Recently, some friends asked me how to trade perpetual contracts, so I整理ed my understanding in hopes of helping beginners avoid detours.



Speaking of perpetual contracts, this is indeed one of the most common trading tools in the crypto world. Simply put, a perpetual contract is a way to bet on price movements without actually holding the asset. Its English name is Perpetual Futures, abbreviated as PERP, for example, Bitcoin's perpetual contract is called BTC-PERP.

Why do so many people use perpetual contracts? There are mainly a few reasons. First, it allows short selling, meaning even if you don't hold a certain coin, you can bet on its decline. Second, leverage is available, which is the most attractive and also the most dangerous aspect of perpetual contracts. Using 100 dollars with 10x leverage, you can operate a position worth 1,000 dollars. Profits are great when you're right, but losses can come quickly too.

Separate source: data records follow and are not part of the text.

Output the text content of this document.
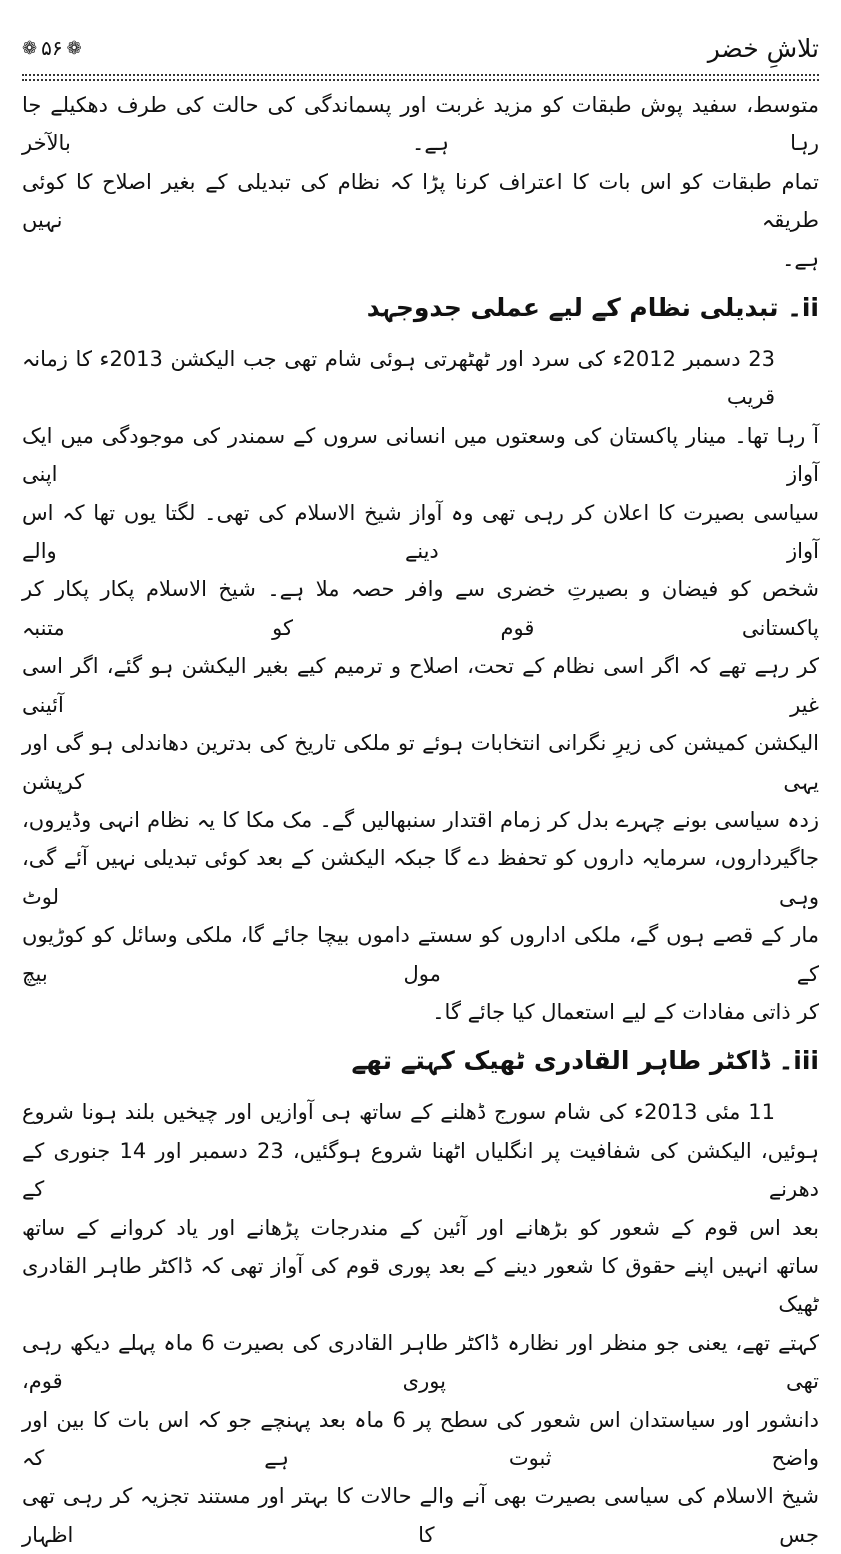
❁ ۵۶ ❁	تلاشِ خضر

متوسط، سفید پوش طبقات کو مزید غربت اور پسماندگی کی حالت کی طرف دھکیلے جا رہا ہے۔ بالآخر
تمام طبقات کو اس بات کا اعتراف کرنا پڑا کہ نظام کی تبدیلی کے بغیر اصلاح کا کوئی طریقہ نہیں
ہے۔

ii۔ تبدیلی نظام کے لیے عملی جدوجہد

23 دسمبر 2012ء کی سرد اور ٹھٹھرتی ہوئی شام تھی جب الیکشن 2013ء کا زمانہ قریب
آ رہا تھا۔ مینار پاکستان کی وسعتوں میں انسانی سروں کے سمندر کی موجودگی میں ایک آواز اپنی
سیاسی بصیرت کا اعلان کر رہی تھی وہ آواز شیخ الاسلام کی تھی۔ لگتا یوں تھا کہ اس آواز دینے والے
شخص کو فیضان و بصیرتِ خضری سے وافر حصہ ملا ہے۔ شیخ الاسلام پکار پکار کر پاکستانی قوم کو متنبہ
کر رہے تھے کہ اگر اسی نظام کے تحت، اصلاح و ترمیم کیے بغیر الیکشن ہو گئے، اگر اسی غیر آئینی
الیکشن کمیشن کی زیرِ نگرانی انتخابات ہوئے تو ملکی تاریخ کی بدترین دھاندلی ہو گی اور یہی کرپشن
زدہ سیاسی بونے چہرے بدل کر زمام اقتدار سنبھالیں گے۔ مک مکا کا یہ نظام انہی وڈیروں،
جاگیرداروں، سرمایہ داروں کو تحفظ دے گا جبکہ الیکشن کے بعد کوئی تبدیلی نہیں آئے گی، وہی لوٹ
مار کے قصے ہوں گے، ملکی اداروں کو سستے داموں بیچا جائے گا، ملکی وسائل کو کوڑیوں کے مول بیچ
کر ذاتی مفادات کے لیے استعمال کیا جائے گا۔

iii۔ ڈاکٹر طاہر القادری ٹھیک کہتے تھے

11 مئی 2013ء کی شام سورج ڈھلنے کے ساتھ ہی آوازیں اور چیخیں بلند ہونا شروع
ہوئیں، الیکشن کی شفافیت پر انگلیاں اٹھنا شروع ہوگئیں، 23 دسمبر اور 14 جنوری کے دھرنے کے
بعد اس قوم کے شعور کو بڑھانے اور آئین کے مندرجات پڑھانے اور یاد کروانے کے ساتھ
ساتھ انہیں اپنے حقوق کا شعور دینے کے بعد پوری قوم کی آواز تھی کہ ڈاکٹر طاہر القادری ٹھیک
کہتے تھے، یعنی جو منظر اور نظارہ ڈاکٹر طاہر القادری کی بصیرت 6 ماہ پہلے دیکھ رہی تھی پوری قوم،
دانشور اور سیاستدان اس شعور کی سطح پر 6 ماہ بعد پہنچے جو کہ اس بات کا بین اور واضح ثبوت ہے کہ
شیخ الاسلام کی سیاسی بصیرت بھی آنے والے حالات کا بہتر اور مستند تجزیہ کر رہی تھی جس کا اظہار
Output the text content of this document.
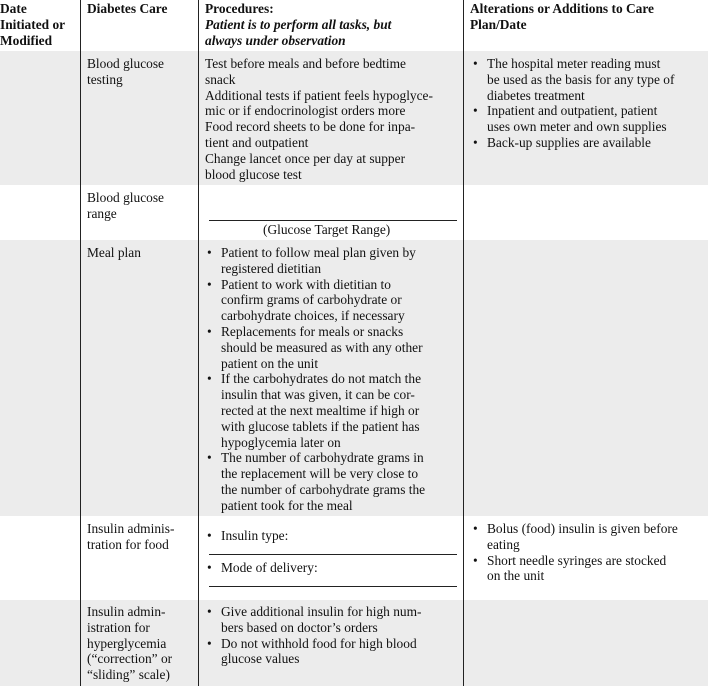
Date
Initiated or
Modified
Diabetes Care	Procedures:
Patient is to perform all tasks, but
always under observation
Alterations or Additions to Care
Plan/Date
Blood glucose
testing
Test before meals and before bedtime
snack
Additional tests if patient feels hypoglyce-
mic or if endocrinologist orders more
Food record sheets to be done for inpa-
tient and outpatient
Change lancet once per day at supper
blood glucose test
• The hospital meter reading must
be used as the basis for any type of
diabetes treatment
• Inpatient and outpatient, patient
uses own meter and own supplies
• Back-up supplies are available
Blood glucose
range
(Glucose Target Range)
Meal plan	• Patient to follow meal plan given by
registered dietitian
• Patient to work with dietitian to
confirm grams of carbohydrate or
carbohydrate choices, if necessary
• Replacements for meals or snacks
should be measured as with any other
patient on the unit
• If the carbohydrates do not match the
insulin that was given, it can be cor-
rected at the next mealtime if high or
with glucose tablets if the patient has
hypoglycemia later on
• The number of carbohydrate grams in
the replacement will be very close to
the number of carbohydrate grams the
patient took for the meal
Insulin adminis-
tration for food
• Insulin type:
• Mode of delivery:
• Bolus (food) insulin is given before
eating
• Short needle syringes are stocked
on the unit
Insulin admin-
istration for
hyperglycemia
(“correction” or
“sliding” scale)
• Give additional insulin for high num-
bers based on doctor’s orders
• Do not withhold food for high blood
glucose values
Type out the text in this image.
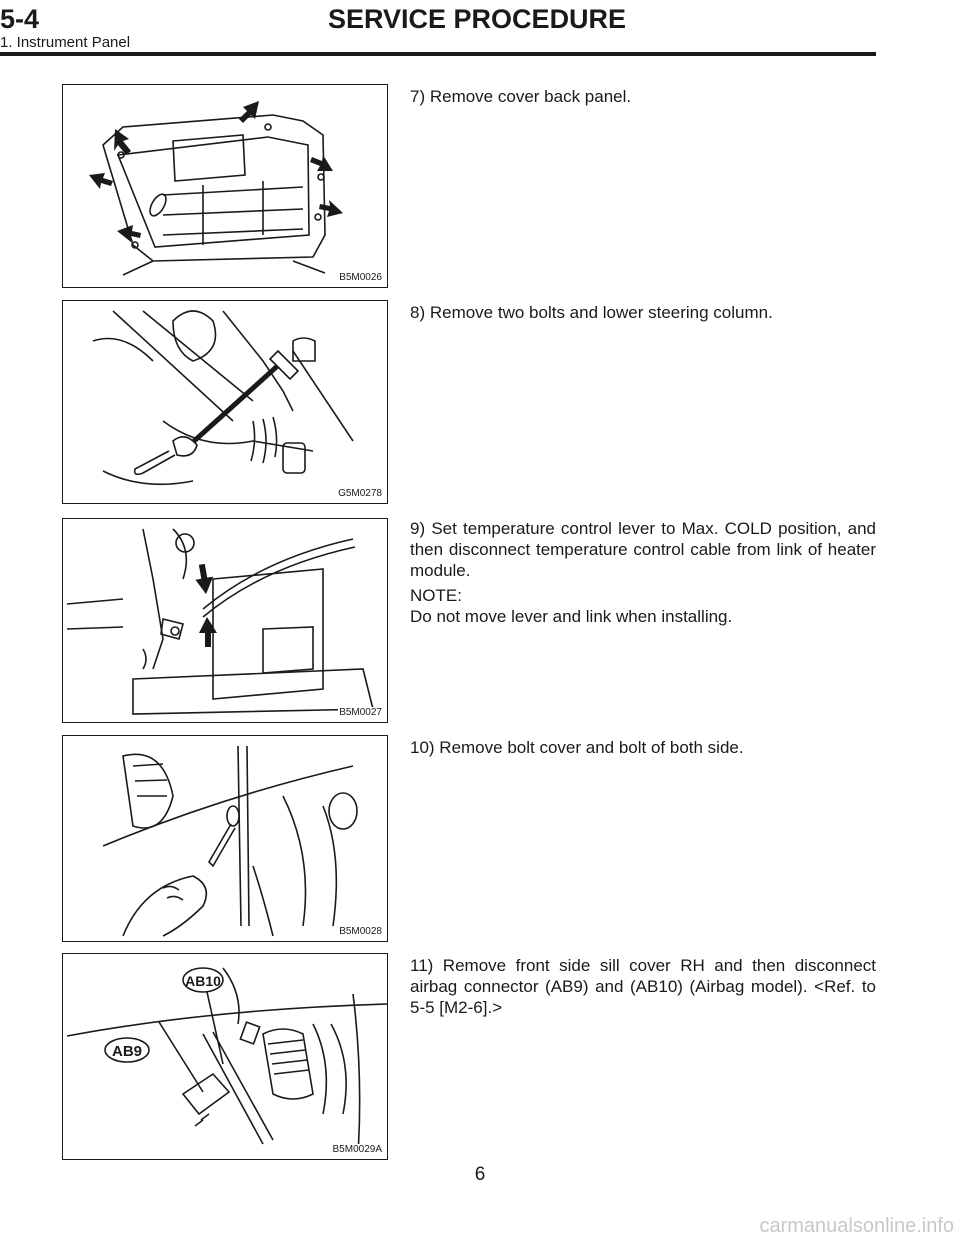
5-4	SERVICE PROCEDURE
1. Instrument Panel
B5M0026

7) Remove cover back panel.

G5M0278

8) Remove two bolts and lower steering column.

B5M0027

9) Set temperature control lever to Max. COLD position, and then disconnect temperature control cable from link of heater module.

NOTE:
Do not move lever and link when installing.
B5M0028

10) Remove bolt cover and bolt of both side.

AB10
AB9
B5M0029A

11) Remove front side sill cover RH and then disconnect airbag connector (AB9) and (AB10) (Airbag model). <Ref. to 5-5 [M2-6].>

6
carmanualsonline.info
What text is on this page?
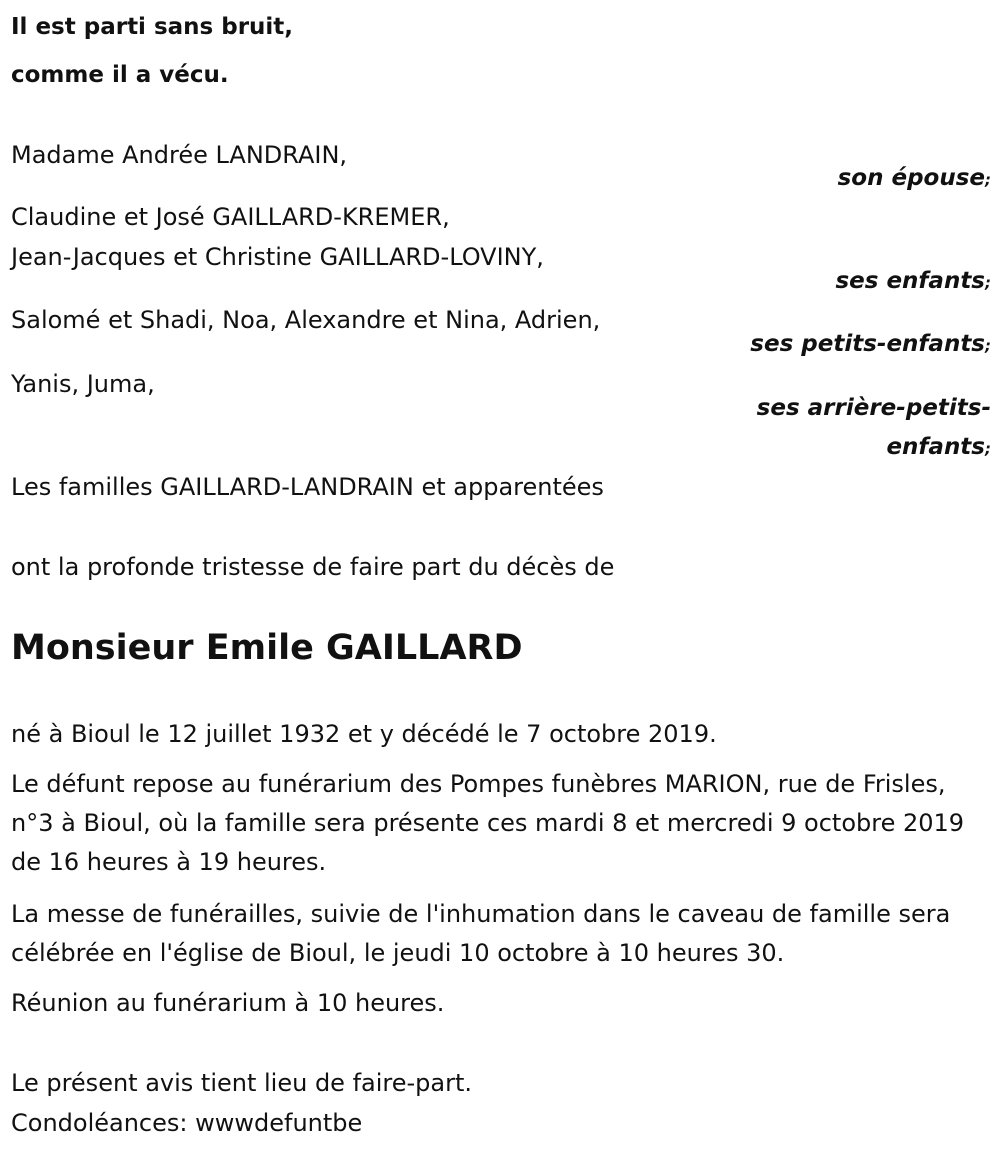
Il est parti sans bruit,
comme il a vécu.
Madame Andrée LANDRAIN,
son épouse;
Claudine et José GAILLARD-KREMER,
Jean-Jacques et Christine GAILLARD-LOVINY,
ses enfants;
Salomé et Shadi, Noa, Alexandre et Nina, Adrien,
ses petits-enfants;
Yanis, Juma,
ses arrière-petits-
enfants;
Les familles GAILLARD-LANDRAIN et apparentées
ont la profonde tristesse de faire part du décès de
Monsieur Emile GAILLARD
né à Bioul le 12 juillet 1932 et y décédé le 7 octobre 2019.
Le défunt repose au funérarium des Pompes funèbres MARION, rue de Frisles, n°3 à Bioul, où la famille sera présente ces mardi 8 et mercredi 9 octobre 2019 de 16 heures à 19 heures.
La messe de funérailles, suivie de l'inhumation dans le caveau de famille sera célébrée en l'église de Bioul, le jeudi 10 octobre à 10 heures 30.
Réunion au funérarium à 10 heures.
Le présent avis tient lieu de faire-part.
Condoléances: wwwdefuntbe
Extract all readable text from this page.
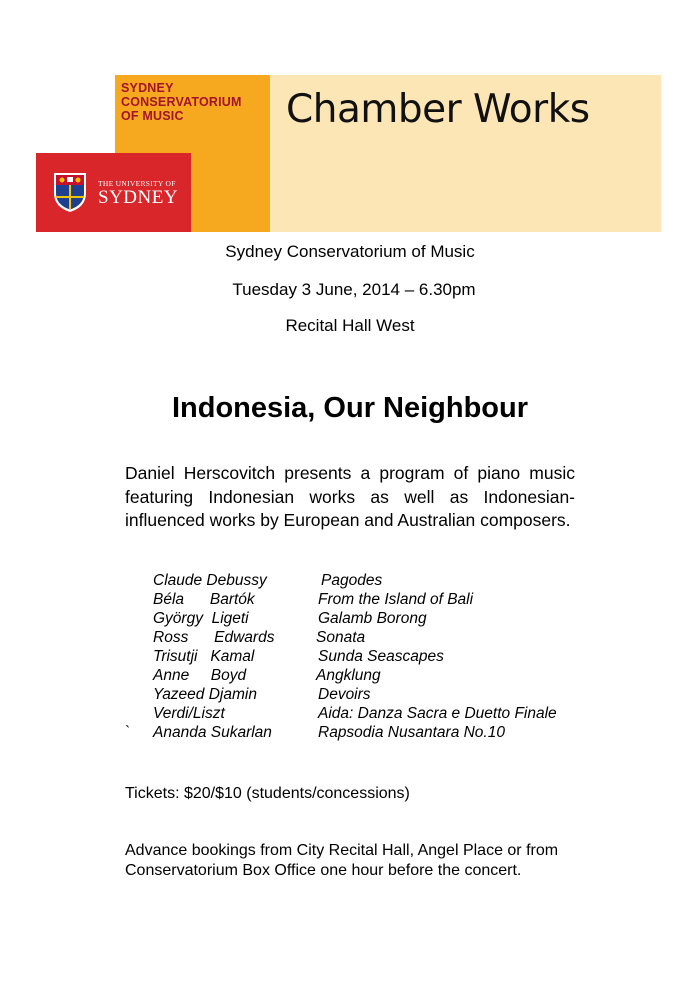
SYDNEY
CONSERVATORIUM
OF MUSIC	Chamber Works
THE UNIVERSITY OF
SYDNEY
Sydney Conservatorium of Music
Tuesday 3 June, 2014 – 6.30pm
Recital Hall West
Indonesia, Our Neighbour
Daniel Herscovitch presents a program of piano music featuring Indonesian works as well as Indonesian-influenced works by European and Australian composers.
Claude Debussy	Pagodes
Béla      Bartók	From the Island of Bali
György  Ligeti	Galamb Borong
Ross      Edwards	Sonata
Trisutji   Kamal	Sunda Seascapes
Anne     Boyd	Angklung
Yazeed Djamin	Devoirs
Verdi/Liszt	Aida: Danza Sacra e Duetto Finale
` Ananda Sukarlan	Rapsodia Nusantara No.10
Tickets: $20/$10 (students/concessions)
Advance bookings from City Recital Hall, Angel Place or from Conservatorium Box Office one hour before the concert.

I think the key to understanding perpetual contracts is to clarify a few core concepts. Going long means expecting the price to rise; going short means expecting it to fall. For example, if you buy a long contract with 100 dollars, and the coin rises to 120 dollars at settlement, you earn 20 dollars. The logic for shorting is the same, just in the opposite direction.

Leverage ratio is like a lever in physics—small force can move large weight. 10x leverage means your profits and losses are amplified by 10 times. A 10% increase can yield 100% profit, a 10% decrease can wipe out 100%. It sounds crazy, but some people have become overnight millionaires, while others have gone bankrupt because of it.

The margin mechanism is the lifeline of perpetual contracts. The money you投入 is called the initial margin, which determines how much you can lose at most. Once your losses reach the initial margin, the system will forcibly liquidate your position. For example, if you have 100 dollars with 10x leverage, and the coin drops 10%, you will be liquidated immediately. To avoid forced liquidation, you can add margin, which is called maintaining margin.

Besides trading fees, perpetual contracts have a unique feature called the funding rate. This is a mechanism to adjust the price difference between futures and spot markets. When the funding rate is positive, long traders pay short traders; when negative, the opposite. This rate is settled every 8 hours and is a good indicator of market sentiment.

Another important concept is forced liquidation. If your margin falls below the maintenance margin, the exchange will automatically close your position and charge a fee. To prevent this, you need to close your position proactively before reaching the liquidation price or add margin in time.

Regarding the settlement methods of perpetual contracts, there are mainly two types. USDT-margined contracts are settled in USDT, so you can clearly see your profit and loss. Coin-margined contracts are settled in the underlying coin, such as Bitcoin; if the coin price continues to fall, your gains might be offset. If you want to lock in profits quickly, use USDT-margined contracts; if you're confident in the long-term trend of a coin, use coin-margined contracts.

I must say, the biggest risk of perpetual contracts is liquidation. High leverage amplifies both gains and losses. What's more dangerous is that cryptocurrency prices are highly volatile, often experiencing "pokes"—short-term sharp drops or surges, then returning to the original price. These pokes are the easiest to trigger liquidation, catching traders off guard, sometimes leaving no time to add margin.

My advice is, if you're a beginner, start with small amounts, set stop-loss and take-profit orders. Perpetual contracts can make you profit quickly, but also cause rapid losses. Understanding these mechanisms will help you survive longer in the market.